Language code values

Indicate the language associated with a particular object using language codes.

Overview

Some elements of a QuickTime file may be associated with a particular spoken language. To indicate the language associated with a particular object, the QuickTime file format uses either language codes from the Macintosh Script Manager or ISO language codes (as specified in ISO 639-2/T).

QuickTime stores language codes as unsigned 16-bit fields. All Macintosh language codes have a value that is less than 0x400 except for the single value 0x7FFF indicating an unspecified language. ISO language codes are three-character codes, and are stored inside the 16-bit language code field as packed arrays, as described in Language code values. If treated as an unsigned 16-bit integer, an ISO language code always has a value of 0x400 or greater unless the code is equal to the value 0x7FFF indicating an Unspecified Macintosh language code.

If the language is specified using a Macintosh language code, any associated text uses Macintosh text encoding.

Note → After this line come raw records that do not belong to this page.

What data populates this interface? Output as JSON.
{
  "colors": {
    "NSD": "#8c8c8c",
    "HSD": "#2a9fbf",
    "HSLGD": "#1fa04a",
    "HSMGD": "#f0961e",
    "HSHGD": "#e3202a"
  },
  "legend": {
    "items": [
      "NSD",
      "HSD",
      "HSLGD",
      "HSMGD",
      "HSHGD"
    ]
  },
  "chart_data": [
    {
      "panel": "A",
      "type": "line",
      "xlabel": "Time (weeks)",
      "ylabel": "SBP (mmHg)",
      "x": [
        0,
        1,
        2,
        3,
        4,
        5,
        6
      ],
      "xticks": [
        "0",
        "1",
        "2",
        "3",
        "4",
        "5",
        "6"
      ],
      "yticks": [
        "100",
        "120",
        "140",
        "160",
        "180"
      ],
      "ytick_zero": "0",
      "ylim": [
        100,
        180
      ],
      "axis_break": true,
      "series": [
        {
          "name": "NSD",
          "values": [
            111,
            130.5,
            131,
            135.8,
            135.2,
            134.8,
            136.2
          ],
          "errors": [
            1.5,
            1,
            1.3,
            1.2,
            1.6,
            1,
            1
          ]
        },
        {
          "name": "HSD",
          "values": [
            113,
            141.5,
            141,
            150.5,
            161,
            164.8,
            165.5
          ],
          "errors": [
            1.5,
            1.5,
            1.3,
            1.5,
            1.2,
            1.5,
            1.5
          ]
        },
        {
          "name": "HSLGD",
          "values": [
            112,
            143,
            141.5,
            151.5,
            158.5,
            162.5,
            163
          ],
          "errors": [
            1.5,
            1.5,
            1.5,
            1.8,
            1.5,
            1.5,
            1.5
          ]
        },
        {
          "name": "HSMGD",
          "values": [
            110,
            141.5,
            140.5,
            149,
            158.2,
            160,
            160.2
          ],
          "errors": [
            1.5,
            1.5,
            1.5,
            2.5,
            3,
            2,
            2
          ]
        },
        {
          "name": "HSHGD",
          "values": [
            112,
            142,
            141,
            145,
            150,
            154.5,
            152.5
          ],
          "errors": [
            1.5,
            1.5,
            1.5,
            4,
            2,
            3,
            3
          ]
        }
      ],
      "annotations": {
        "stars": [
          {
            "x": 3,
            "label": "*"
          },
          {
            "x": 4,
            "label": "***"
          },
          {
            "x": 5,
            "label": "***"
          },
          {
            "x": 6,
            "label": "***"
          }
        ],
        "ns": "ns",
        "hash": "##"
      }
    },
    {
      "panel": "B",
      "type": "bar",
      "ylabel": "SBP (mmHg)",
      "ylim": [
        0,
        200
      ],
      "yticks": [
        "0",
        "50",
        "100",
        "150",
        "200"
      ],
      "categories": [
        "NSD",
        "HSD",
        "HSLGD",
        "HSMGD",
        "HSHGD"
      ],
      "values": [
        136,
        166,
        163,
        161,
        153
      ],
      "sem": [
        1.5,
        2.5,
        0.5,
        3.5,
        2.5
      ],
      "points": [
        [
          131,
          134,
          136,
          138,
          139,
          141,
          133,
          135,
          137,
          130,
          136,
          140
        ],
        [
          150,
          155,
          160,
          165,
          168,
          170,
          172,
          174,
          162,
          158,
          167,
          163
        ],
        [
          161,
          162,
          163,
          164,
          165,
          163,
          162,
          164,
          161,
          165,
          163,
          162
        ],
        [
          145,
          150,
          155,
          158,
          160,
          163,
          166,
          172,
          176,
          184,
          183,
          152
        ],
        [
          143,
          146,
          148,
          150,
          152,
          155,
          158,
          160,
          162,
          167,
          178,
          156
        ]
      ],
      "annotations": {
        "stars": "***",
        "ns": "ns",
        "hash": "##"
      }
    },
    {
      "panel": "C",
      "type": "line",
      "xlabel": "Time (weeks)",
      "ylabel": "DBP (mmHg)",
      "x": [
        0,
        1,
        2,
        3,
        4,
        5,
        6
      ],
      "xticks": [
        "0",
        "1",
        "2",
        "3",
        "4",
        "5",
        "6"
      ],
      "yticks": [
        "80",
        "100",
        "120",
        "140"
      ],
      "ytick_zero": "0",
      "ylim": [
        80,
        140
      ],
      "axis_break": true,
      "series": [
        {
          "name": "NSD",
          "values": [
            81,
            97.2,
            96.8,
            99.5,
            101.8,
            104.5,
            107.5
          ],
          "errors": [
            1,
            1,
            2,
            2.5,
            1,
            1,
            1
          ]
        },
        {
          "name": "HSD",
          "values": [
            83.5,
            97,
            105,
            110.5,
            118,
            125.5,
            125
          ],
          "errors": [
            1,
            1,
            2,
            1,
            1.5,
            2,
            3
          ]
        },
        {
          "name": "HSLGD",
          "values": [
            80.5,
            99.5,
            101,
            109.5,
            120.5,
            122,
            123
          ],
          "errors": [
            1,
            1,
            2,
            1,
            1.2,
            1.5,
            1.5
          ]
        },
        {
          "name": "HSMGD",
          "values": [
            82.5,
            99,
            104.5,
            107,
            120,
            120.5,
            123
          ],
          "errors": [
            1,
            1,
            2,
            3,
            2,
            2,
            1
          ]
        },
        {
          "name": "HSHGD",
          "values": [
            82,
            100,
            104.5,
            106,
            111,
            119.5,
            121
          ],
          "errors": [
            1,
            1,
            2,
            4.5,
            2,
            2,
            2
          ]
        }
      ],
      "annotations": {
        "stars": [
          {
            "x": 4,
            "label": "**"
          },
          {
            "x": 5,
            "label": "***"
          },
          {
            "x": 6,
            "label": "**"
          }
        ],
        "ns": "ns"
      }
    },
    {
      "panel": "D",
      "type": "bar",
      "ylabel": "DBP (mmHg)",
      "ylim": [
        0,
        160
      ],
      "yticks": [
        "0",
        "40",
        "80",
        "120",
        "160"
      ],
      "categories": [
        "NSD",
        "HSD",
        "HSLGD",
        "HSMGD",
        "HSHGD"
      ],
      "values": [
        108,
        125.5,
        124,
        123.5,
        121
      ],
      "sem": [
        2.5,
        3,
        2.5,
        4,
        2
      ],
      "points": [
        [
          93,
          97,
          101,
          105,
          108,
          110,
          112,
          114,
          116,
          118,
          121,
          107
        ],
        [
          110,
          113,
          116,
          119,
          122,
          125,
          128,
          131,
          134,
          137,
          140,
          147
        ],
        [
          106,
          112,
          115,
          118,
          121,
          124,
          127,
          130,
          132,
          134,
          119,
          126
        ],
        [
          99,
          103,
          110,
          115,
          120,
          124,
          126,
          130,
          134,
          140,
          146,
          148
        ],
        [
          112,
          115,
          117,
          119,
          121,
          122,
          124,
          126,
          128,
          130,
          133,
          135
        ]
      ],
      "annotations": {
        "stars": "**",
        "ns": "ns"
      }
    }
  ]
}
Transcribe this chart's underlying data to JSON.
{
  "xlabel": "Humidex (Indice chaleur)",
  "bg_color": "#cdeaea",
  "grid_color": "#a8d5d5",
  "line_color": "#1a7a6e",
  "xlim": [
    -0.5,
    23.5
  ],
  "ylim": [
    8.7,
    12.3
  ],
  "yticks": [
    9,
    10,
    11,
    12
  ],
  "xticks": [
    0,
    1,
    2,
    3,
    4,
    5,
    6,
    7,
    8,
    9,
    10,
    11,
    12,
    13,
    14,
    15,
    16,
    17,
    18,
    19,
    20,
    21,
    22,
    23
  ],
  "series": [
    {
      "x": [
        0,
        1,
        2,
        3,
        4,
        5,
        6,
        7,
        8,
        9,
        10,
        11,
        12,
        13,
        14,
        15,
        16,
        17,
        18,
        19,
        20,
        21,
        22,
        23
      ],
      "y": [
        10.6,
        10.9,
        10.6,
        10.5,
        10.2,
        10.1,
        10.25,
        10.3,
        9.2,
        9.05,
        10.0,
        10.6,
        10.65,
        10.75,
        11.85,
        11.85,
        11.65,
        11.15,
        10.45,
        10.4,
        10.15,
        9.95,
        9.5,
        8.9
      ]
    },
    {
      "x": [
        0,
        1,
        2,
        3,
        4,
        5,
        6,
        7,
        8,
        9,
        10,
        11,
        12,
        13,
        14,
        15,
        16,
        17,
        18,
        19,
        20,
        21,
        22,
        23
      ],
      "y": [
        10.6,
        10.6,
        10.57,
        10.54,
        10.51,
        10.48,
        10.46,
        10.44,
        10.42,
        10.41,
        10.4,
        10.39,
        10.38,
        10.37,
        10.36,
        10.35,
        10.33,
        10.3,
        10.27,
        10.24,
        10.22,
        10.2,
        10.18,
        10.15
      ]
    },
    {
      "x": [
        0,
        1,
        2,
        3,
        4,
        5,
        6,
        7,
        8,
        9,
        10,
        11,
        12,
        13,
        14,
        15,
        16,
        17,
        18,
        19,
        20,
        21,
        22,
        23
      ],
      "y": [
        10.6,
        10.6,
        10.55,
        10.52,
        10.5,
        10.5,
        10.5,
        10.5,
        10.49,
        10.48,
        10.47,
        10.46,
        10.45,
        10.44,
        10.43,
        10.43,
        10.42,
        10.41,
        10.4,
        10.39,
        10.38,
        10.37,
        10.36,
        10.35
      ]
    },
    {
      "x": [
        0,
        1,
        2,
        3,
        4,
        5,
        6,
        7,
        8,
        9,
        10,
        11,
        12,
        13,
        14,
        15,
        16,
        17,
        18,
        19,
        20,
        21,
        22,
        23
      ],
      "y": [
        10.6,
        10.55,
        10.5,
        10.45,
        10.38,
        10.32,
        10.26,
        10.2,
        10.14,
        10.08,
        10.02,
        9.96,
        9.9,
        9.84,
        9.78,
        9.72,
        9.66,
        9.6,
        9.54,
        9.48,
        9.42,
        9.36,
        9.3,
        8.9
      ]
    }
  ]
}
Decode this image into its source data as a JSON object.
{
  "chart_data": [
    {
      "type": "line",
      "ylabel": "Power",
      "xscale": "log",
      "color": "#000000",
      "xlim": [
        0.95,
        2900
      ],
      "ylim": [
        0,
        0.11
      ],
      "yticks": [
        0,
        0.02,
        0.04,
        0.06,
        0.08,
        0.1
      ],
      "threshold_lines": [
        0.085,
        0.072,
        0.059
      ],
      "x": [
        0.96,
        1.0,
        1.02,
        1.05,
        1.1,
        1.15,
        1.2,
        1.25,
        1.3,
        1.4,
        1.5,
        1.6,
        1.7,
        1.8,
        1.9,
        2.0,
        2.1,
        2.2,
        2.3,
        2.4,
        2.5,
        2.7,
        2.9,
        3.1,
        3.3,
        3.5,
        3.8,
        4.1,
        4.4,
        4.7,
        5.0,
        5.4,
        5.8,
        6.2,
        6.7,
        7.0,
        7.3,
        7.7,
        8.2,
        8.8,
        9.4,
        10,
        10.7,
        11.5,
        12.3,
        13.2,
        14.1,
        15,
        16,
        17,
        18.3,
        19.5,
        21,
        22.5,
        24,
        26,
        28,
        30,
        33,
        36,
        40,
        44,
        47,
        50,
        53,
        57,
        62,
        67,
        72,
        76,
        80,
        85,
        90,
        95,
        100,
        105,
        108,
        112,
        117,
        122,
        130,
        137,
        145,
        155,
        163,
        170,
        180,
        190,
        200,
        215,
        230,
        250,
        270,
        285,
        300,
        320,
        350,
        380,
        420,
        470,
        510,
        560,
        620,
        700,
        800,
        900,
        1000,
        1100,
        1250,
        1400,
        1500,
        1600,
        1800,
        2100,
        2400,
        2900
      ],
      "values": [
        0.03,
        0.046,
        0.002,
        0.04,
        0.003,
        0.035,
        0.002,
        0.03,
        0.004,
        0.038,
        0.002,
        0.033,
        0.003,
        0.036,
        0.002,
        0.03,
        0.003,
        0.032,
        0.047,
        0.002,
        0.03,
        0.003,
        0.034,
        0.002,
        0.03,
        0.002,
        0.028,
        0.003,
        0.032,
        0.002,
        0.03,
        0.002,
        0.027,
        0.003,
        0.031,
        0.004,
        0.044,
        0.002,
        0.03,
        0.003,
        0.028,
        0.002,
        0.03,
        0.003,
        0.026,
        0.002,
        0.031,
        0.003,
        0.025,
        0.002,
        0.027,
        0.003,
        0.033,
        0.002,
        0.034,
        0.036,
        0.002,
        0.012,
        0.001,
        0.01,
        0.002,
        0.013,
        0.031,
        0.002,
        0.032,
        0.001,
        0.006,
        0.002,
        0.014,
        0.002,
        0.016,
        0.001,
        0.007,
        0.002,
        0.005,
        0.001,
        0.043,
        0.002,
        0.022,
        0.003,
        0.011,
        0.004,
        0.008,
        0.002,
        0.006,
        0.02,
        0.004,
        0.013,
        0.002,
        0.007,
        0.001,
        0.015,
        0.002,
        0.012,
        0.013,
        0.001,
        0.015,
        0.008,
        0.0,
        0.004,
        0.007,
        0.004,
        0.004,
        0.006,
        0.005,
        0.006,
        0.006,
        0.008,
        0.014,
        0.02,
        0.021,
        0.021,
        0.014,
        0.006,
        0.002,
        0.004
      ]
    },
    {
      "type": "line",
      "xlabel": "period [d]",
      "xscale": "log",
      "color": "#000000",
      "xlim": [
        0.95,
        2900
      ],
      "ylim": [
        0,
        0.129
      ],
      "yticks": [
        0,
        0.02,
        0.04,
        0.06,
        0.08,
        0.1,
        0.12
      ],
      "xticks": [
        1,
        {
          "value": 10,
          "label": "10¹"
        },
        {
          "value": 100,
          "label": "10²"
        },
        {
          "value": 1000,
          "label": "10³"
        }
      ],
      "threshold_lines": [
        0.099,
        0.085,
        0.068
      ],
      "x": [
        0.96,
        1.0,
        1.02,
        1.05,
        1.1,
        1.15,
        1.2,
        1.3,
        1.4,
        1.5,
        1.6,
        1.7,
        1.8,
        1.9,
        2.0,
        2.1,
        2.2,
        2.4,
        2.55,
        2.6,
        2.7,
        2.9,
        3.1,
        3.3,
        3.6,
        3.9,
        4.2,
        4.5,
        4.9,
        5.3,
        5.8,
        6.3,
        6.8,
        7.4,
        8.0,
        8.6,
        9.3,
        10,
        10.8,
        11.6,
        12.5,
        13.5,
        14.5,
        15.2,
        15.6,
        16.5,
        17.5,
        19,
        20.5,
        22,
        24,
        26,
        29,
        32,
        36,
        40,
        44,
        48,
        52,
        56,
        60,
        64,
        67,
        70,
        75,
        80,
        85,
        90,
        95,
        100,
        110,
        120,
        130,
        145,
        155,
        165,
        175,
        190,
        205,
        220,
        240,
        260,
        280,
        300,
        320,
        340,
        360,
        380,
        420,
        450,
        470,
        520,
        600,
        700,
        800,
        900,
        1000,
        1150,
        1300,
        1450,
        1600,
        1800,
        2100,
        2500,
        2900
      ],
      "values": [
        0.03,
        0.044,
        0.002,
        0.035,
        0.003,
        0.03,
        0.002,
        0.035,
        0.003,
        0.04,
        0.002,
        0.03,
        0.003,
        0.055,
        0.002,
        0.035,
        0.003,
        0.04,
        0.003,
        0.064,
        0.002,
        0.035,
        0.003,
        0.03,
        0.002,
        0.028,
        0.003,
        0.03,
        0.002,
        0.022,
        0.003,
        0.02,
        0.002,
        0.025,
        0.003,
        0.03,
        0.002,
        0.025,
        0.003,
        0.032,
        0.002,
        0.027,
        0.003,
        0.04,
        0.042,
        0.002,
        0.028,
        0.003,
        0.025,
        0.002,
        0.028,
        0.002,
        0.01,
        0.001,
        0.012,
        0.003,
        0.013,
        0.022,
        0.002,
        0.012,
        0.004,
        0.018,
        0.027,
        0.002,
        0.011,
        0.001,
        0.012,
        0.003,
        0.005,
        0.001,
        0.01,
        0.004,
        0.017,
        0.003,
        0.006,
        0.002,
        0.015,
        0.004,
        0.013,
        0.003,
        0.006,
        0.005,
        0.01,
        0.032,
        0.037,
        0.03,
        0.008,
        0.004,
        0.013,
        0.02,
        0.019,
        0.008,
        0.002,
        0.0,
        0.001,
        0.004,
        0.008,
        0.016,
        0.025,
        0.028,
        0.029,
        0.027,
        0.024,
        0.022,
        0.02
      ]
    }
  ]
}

If the language is specified using an ISO language code, any associated text uses Unicode text encoding. When Unicode is used, the text is in UTF-8 unless it starts with a byte-order-mark (BOM, 0xFEFF), whereupon the text is in UTF-16. Both the BOM and the UTF-16 text should be big-endian.

Macintosh language codes

The following table lists QuickTime language code values.

Language

Value

English

0

French

1

German

2

Italian

3

Dutch

4

Swedish

5

Spanish

6

Danish

7

Portuguese

8

Norwegian

9

Hebrew

10

Japanese

11

Arabic

12

Finnish

13

Greek

14

Icelandic

15

Maltese

16

Turkish

17

Croatian

18

Traditional Chinese

19

Urdu

20

Hindi

21

Thai

22

Korean

23

Lithuanian

24

Polish

25

Hungarian

26

Estonian

27

Lettish

28

Latvian

28

Saami

29

Sami

29

Faroese

30

Farsi

31

Russian

32

Simplified Chinese

33

Flemish

34

Irish

35

Albanian

36

Romanian

37

Czech

38

Slovak

39

Slovenian

40

Yiddish

41

Serbian

42

Macedonian

43

Bulgarian

44

Ukrainian

45

Belarusian

46

Uzbek

47

Kazakh

48

Azerbaijani

49

AzerbaijanAr

50

Armenian

51

Georgian

52

Moldavian

53

Kirghiz

54

Tajiki

55

Turkmen

56

Mongolian

57

MongolianCyr

58

Pashto

59

Kurdish

60

Kashmiri

61

Sindhi

62

Tibetan

63

Nepali

64

Sanskrit

65

Marathi

66

Bengali

67

Assamese

68

Gujarati

69

Punjabi

70

Oriya

71

Malayalam

72

Kannada

73

Tamil

74

Telugu

75

Sinhala

76

Burmese

77

Khmer

78

Lao

79

Vietnamese

80

Indonesian

81

Tagalog

82

MalayRoman

83

MalayArabic

84

Amharic

85

Galla

87

Oromo

87

Somali

88

Swahili

89

Kinyarwanda

90

Rundi

91

Nyanja

92

Malagasy

93

Esperanto

94

Welsh

128

Basque

129

Catalan

130

Latin

131

Quechua

132

Guarani

133

Aymara

134

Tatar

135

Uighur

136

Dzongkha

137

JavaneseRom

138

Unspecified

32767

ISO language codes

Because the language codes specified by ISO 639-2/T are three characters long, they must be packed to fit into a 16-bit field. The packing algorithm must map each of the three characters, which are always lowercase, into a 5-bit integer and then concatenate these integers into the least significant 15 bits of a 16-bit integer, leaving the 16-bit integer’s most significant bit set to zero.

One algorithm for performing this packing is to treat each ISO character as a 16-bit integer. Subtract 0x60 from the first character and multiply by 2^10 (0x400), subtract 0x60 from the second character and multiply by 2^5 (0x20), subtract 0x60 from the third character, and add the three 16-bit values. This will result in a single 16-bit value with the three codes correctly packed into the 15 least significant bits and the most significant bit set to zero.

Example: The ISO language code 'jpn' consists of the three hexadecimal values 0x6A, 0x70, 0x6E. Subtracting 0x60 from each value yields the values 0xA, 0x10, 0xE, as shown in the following table.

Character

UTF-8 code

5-bit value

Shifted value

j

0x6A

0xA (01010)

0x2800 (01010..........)

p

0x70

0x10 (10000)

0x200 (.....10000.....)

n

0x6E

0xE (01110)

0xE (..........01110)

The first value is shifted 10 bits to the left (multiplied by 0x400) and the second value is shifted 5 bits to the left (multiplied by 0x20). This yields the values 0x2800, 0x200, 0xE. When added, this results in the 16-bit packed language code value of 0x2A0E.